The attitude expressed by Mr. Fortey in his letter to The Gazette is typical of juvenile liberal "if it feels good – do it" thinking. He claims people smoke because "we're all dumb and we like things that don't make sense in the long run."

Well, speak for yourself.

He is correct when he says, "Nicotine addiction does mean something to some people." Addiction is a serious illness which kills many people. My own grandfather continued to smoke after losing a quarter of his lung at age 57. Somehow, he staggered on to age 74, only to die of throat cancer. Yes, I'm sure at that point he knew it was bad but the need for the drug outweighed concern for his own life. I really shouldn't bring up my grandfather's situation because one example does not make a case. However, the damage done to people and society by smoking is so well known by all of us that it can longer be debated.

As for smoking being "cool," well once again Mr. Fortey should speak for himself. Some of us are of a mature mind to resist the so-called "pressures" of what other people think is cool and can make our own decisions.

It would be a different story if smokers' actions were confined to only affecting their own lives. Then I really wouldn't care.

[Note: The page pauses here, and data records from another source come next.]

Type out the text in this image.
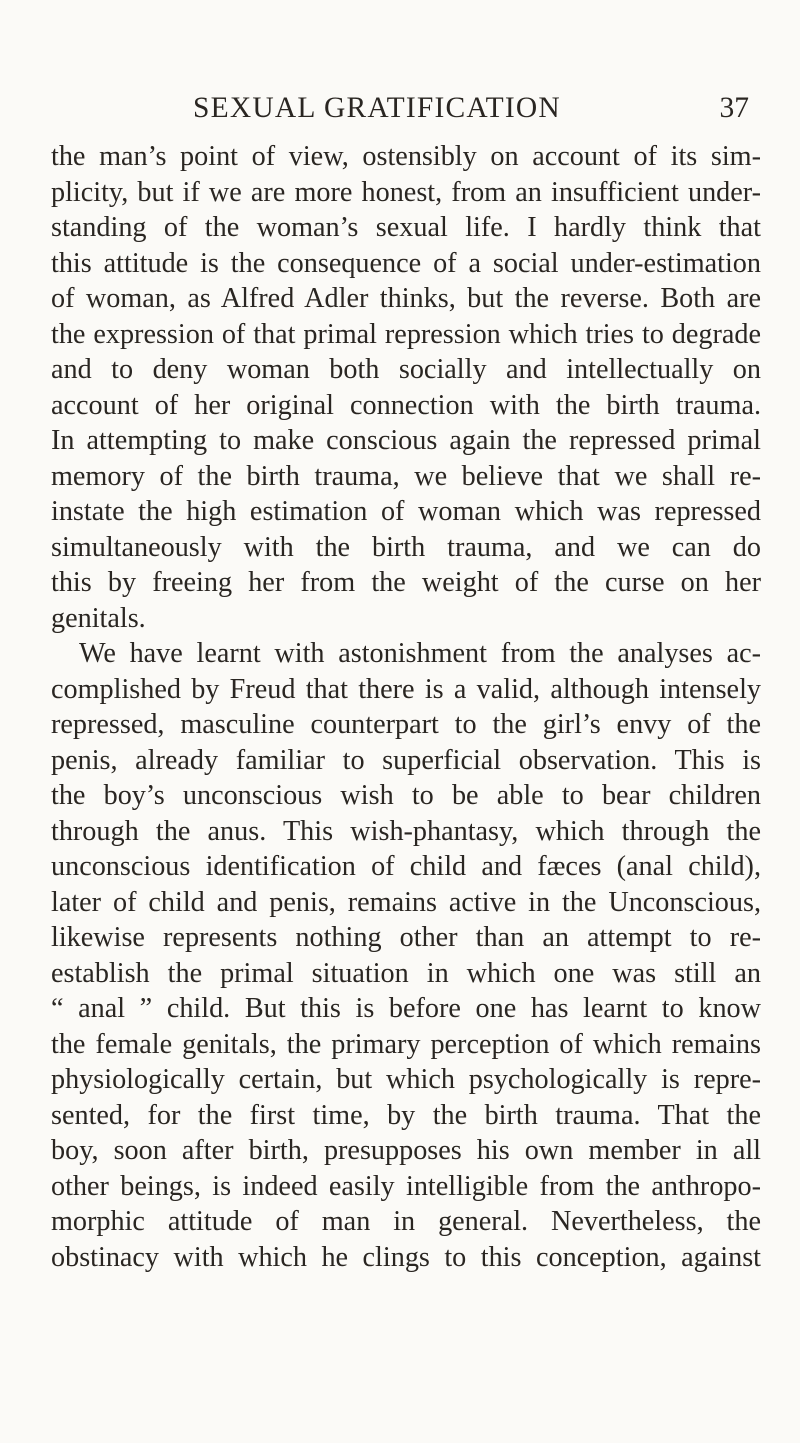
SEXUAL GRATIFICATION	37
the man’s point of view, ostensibly on account of its sim-
plicity, but if we are more honest, from an insufficient under-
standing of the woman’s sexual life. I hardly think that
this attitude is the consequence of a social under-estimation
of woman, as Alfred Adler thinks, but the reverse. Both are
the expression of that primal repression which tries to degrade
and to deny woman both socially and intellectually on
account of her original connection with the birth trauma.
In attempting to make conscious again the repressed primal
memory of the birth trauma, we believe that we shall re-
instate the high estimation of woman which was repressed
simultaneously with the birth trauma, and we can do
this by freeing her from the weight of the curse on her
genitals.
We have learnt with astonishment from the analyses ac-
complished by Freud that there is a valid, although intensely
repressed, masculine counterpart to the girl’s envy of the
penis, already familiar to superficial observation. This is
the boy’s unconscious wish to be able to bear children
through the anus. This wish-phantasy, which through the
unconscious identification of child and fæces (anal child),
later of child and penis, remains active in the Unconscious,
likewise represents nothing other than an attempt to re-
establish the primal situation in which one was still an
“ anal ” child. But this is before one has learnt to know
the female genitals, the primary perception of which remains
physiologically certain, but which psychologically is repre-
sented, for the first time, by the birth trauma. That the
boy, soon after birth, presupposes his own member in all
other beings, is indeed easily intelligible from the anthropo-
morphic attitude of man in general. Nevertheless, the
obstinacy with which he clings to this conception, against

What I and most nonsmokers do resent, is the fact that we too have to deal with your addiction.

As a computer science student, my lab is situated in Middlesex College. Everyday I am assaulted by second-hand smoke coming from the grad club. I do not appreciate the fact that every doorway on this entire campus is littered with cigarette butts everywhere.

As a final point, I must say again that smokers affect more than just themselves. At a time when there is a great public debate about the future of our health care system, all responsible people should speak out against smoking. Too many children and other people are affected by first and second-hand smoke.

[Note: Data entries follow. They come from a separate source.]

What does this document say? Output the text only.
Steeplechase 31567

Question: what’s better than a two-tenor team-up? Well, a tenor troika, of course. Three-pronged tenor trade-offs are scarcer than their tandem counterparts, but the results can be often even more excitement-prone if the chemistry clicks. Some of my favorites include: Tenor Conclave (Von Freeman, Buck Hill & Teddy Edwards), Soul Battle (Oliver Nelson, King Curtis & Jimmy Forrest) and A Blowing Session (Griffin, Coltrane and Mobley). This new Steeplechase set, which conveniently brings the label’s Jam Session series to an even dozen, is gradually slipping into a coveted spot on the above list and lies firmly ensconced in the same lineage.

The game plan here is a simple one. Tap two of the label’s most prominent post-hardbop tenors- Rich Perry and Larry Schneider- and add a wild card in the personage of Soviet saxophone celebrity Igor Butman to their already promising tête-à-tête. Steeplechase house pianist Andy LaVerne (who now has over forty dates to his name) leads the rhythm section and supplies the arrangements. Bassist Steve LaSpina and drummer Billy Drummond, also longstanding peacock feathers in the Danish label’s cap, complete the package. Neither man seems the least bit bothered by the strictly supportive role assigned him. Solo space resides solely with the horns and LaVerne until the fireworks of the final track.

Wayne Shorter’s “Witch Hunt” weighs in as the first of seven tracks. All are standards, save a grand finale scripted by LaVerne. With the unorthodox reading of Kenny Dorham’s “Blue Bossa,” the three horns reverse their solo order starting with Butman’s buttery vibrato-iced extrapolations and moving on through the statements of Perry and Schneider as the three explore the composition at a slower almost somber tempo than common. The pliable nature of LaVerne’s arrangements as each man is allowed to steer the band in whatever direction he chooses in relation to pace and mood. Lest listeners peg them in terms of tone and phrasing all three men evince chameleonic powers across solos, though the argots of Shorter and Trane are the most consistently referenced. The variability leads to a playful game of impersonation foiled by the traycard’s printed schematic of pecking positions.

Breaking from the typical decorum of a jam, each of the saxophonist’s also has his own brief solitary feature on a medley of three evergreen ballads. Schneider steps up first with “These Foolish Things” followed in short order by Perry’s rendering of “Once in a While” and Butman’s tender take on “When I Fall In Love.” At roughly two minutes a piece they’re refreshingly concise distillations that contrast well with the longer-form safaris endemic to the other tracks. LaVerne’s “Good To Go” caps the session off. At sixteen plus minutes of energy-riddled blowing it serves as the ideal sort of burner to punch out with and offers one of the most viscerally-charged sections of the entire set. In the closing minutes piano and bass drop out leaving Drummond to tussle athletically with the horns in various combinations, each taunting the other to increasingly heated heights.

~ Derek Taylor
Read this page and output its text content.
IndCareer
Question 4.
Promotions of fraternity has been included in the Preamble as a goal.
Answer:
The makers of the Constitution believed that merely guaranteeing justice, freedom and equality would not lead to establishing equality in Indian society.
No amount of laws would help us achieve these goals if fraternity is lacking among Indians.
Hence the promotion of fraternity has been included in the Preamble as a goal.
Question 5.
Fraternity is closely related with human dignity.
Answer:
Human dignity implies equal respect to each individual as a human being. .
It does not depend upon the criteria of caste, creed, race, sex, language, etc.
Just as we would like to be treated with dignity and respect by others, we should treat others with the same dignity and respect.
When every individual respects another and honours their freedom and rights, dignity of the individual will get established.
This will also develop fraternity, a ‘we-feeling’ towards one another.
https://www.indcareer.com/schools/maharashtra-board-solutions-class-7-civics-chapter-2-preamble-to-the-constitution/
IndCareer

We as a society should take a strong stand to promote healthy living and condemn smoking for the true evil illness that it is. Show me a smoker who deep down really doesn't want to quit and I'll show you a person suffering from a deep addiction.

John Schermann
MSc. Computer Science

C'est la guerre, mon ami

Re: Better than engineers? Nov. 14.

To the Editor:



I enjoyed reading that letter the other day ('Better than engineers?'). It's the everlasting rivalry between faculties. Sometimes it gets feeble and pathetic, but some of the world's greatest accomplishments came from war.

I think the comment about engineers not being as good-looking as arts students is true. Not because we are necessarily genetically uglier than art people, we just don't care.

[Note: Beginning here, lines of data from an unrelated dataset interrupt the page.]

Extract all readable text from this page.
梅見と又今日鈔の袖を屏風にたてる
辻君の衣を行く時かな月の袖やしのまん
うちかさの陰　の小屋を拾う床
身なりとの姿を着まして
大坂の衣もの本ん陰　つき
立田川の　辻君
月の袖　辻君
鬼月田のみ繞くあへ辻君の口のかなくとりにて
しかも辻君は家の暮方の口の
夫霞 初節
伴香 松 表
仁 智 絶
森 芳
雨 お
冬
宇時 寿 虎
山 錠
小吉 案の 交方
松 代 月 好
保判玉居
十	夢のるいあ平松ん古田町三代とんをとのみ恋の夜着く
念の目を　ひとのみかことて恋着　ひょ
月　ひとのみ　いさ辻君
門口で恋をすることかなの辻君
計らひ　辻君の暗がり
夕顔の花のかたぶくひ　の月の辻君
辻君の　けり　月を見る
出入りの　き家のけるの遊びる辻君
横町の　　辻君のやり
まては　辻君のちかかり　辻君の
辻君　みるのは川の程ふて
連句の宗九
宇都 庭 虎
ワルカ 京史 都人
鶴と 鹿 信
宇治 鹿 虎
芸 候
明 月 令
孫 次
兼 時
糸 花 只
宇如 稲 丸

We just don't waste the time and drama of worrying about whether we look good or not! I think the people who wage wars on others' shortcomings are just acting on their own insecurities. Someone who looks at an engineer's ability to 'see through' complex problems and comprehension abilities may feel insecure by comparison and attack on the first thing they find.

Likewise, a typical engineer will watch an art student's ability to express themselves and enjoyment in social atmospheres and also feel insecure and also attack them. It's like comparing apples and oranges, we both have our own way of being. But, if you pick some way of comparing people and took the best from both categories, they would be equal.

Everyone's idea of success is different. It comes down to happiness – if you enjoy what you're doing with your life, then you're successful.

So do what you want to do, be happy and succeed in your efforts. Stop judging people by the decisions they make and think of the choices you have to make.